犀と歩く
続く線路の先を見つめながら、ほとほとと涙が零れた。意味のない涙だが、次から次へと溢れてくるのだから止めようがない。
「寒いの?」と彼が心配そうに目を瞬かせて訊いてくる。
かわいいな。そう思うと、また涙が零れた。
「あたたかいよ」
「お腹が減った?非常食だったチョコレートはさっききみがばりばりと音を立てながら食べちゃったじゃあないか」
「そのおかげで満腹だよ」
「じゃあ」
「うん、」
「じゃあ、何を泣くのさ」
旅の道中で実る野苺を食べた。少し酸味がきつくて、ジャムにすべきという意見が一致した。廃線路は長く遠くまで続いていて、彼につらい思いをさせた。足はかなり痛そうで、引きずっているときもある。けれどたのしくてたのしくて、あの先、もっともっと向こうと指差して無理をさせてしまった。野火をするおじいさんの隣に腰掛けて枯れ草が燃える様子をずっと見ていたときのように、このままぼんやりと二人で過ごすのもいいと思えたのだった。

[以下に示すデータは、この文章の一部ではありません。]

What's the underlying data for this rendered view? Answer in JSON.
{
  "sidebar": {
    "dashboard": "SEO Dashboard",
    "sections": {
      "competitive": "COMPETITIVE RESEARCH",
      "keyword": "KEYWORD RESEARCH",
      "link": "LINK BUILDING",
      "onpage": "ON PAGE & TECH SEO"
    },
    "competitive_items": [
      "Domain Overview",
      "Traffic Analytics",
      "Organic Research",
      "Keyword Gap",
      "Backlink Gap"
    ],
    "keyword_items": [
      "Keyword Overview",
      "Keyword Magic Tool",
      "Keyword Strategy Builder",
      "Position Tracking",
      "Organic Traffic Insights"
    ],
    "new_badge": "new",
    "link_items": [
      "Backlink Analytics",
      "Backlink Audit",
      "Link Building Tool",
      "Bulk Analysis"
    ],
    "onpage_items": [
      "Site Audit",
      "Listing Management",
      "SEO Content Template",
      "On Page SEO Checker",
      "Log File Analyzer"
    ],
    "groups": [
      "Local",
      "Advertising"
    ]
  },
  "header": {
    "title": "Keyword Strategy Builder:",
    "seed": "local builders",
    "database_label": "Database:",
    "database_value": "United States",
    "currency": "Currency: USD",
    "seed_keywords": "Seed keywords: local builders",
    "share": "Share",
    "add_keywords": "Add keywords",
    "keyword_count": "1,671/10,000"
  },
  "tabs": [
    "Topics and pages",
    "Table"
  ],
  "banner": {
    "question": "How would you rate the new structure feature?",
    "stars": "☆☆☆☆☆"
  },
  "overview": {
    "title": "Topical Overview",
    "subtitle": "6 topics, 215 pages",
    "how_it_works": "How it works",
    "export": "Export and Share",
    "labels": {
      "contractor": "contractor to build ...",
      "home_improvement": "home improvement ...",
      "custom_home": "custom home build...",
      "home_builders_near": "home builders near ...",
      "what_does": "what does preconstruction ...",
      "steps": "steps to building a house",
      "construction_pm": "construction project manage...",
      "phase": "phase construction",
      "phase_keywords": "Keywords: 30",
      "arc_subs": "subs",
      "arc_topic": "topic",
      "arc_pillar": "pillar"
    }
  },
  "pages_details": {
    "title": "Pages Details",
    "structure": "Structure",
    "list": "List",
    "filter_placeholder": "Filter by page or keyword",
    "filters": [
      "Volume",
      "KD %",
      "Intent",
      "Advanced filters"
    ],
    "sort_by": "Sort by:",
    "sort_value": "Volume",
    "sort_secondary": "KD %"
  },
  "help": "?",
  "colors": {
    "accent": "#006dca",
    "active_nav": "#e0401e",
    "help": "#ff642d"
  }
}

「一世一代の告白をするなら、今かなあと考えていたところなんだ。そう思ったら、何だか、泣けてきて、泣けてきて」
水の匂いが近い。目的地はもうすぐそこだった。
彼が半信半疑の目でこちらを見ている。いつもの冗談だと思ったのだろう。
「野草の紅茶、おいしかったね」
「うそ、罰ゲームみたいな味だったじゃないか」
「修行僧とかが飲んでそうな味だし、健康的だよ。それに、泥の中で初めて遊べたし」
「勝手に足を取られて転んだくせに」
「腕を引っ張ったら、きみも倒れたしね」
「きみが悪い。全面的に」
「そうかな」
「そうだよ」
「そうかも。それに今からぼくは、もっと悪いことをするから。全面的に」
そっと近づいた。彼の小さな顔に、影が覆い被さる。
「目を閉じて」と呟けば、何のことか分かっていない彼は、素直に瞼を閉じた。
おかしな彼。
ハリネズミのように他人を拒絶するくせして、間単に人を信じるのだから。
血の色が濃い薄い唇を軽く舐めれば、彼の目が驚きで見開かれた。気づかぬふりをして、くちづけた。
身を引く彼の背を抱きしめる。薄い背は緊張からか硬くなっていた。震える手が、カヲルの胸の辺りで戦慄いている。
これで忘れないでいてくれるかもしれない。旅は最悪な思い出になるだろうけれど、構わない。傲慢だが、彼の中に何か残るものでいたい。
腕を放すと、彼は身をよじった弾みで地面に尻餅をつく格好になった。
「ごめんね」
差し出した手を叩かれた。黒々とした天鵞絨のような目は誠実で、自分ばかりが悪いことを教えてくれる。
「うそ、悪いなんて思っちゃいない。だって、とてつもなくすきなんだ。旅したいくらい、すきなんだ。キスしたいくらい、すきなんだ。湖なんて本当は見なくてもいい。だって、ぼくのみずうみはきみだから。シンジくん。静かで、深くて、どこまでも深くて、覗き込んでいたら、落っこちた。落っこちたら、もっと潜りたくなって、泳ぎたくなって、たのしくて、たのしくって、泣けてきたんだ。終わってしまうと思ったら、悲しくなった」
捜査の人間にずっと見張られているのだと、カヲルだけではなく、彼もきっと知っている。それでも、強行でも旅をしたかった。
腕を大きく広げる。世界を包むように、彼を包むように広げた。地面に座り込んだままの彼は目をただ瞬かせる。
「胸がはりさけんばかりに、すきなんだ!」
喉が破れそうだ。大声を上げると、呼応するように、野犬がわおおんと鳴いた。
「シンジくん。きみをすきなやつがいたってこと、忘れないで。大人になったら、笑い話にしてよ。図々しいお願いだけれど、いつかきみの隣を誰かが歩くようになるまで、覚えていて」
かくれんぼは終わりだ。
目的地に着かない方がいい。着いてしまったら、彼を手放せなくなってしまう。
「終わりのないかくれんぼなんかないんだよ」
老成した犬のような目をして、やわらかにわらうと、もう一度だけ彼がこちらの名を呼んだ。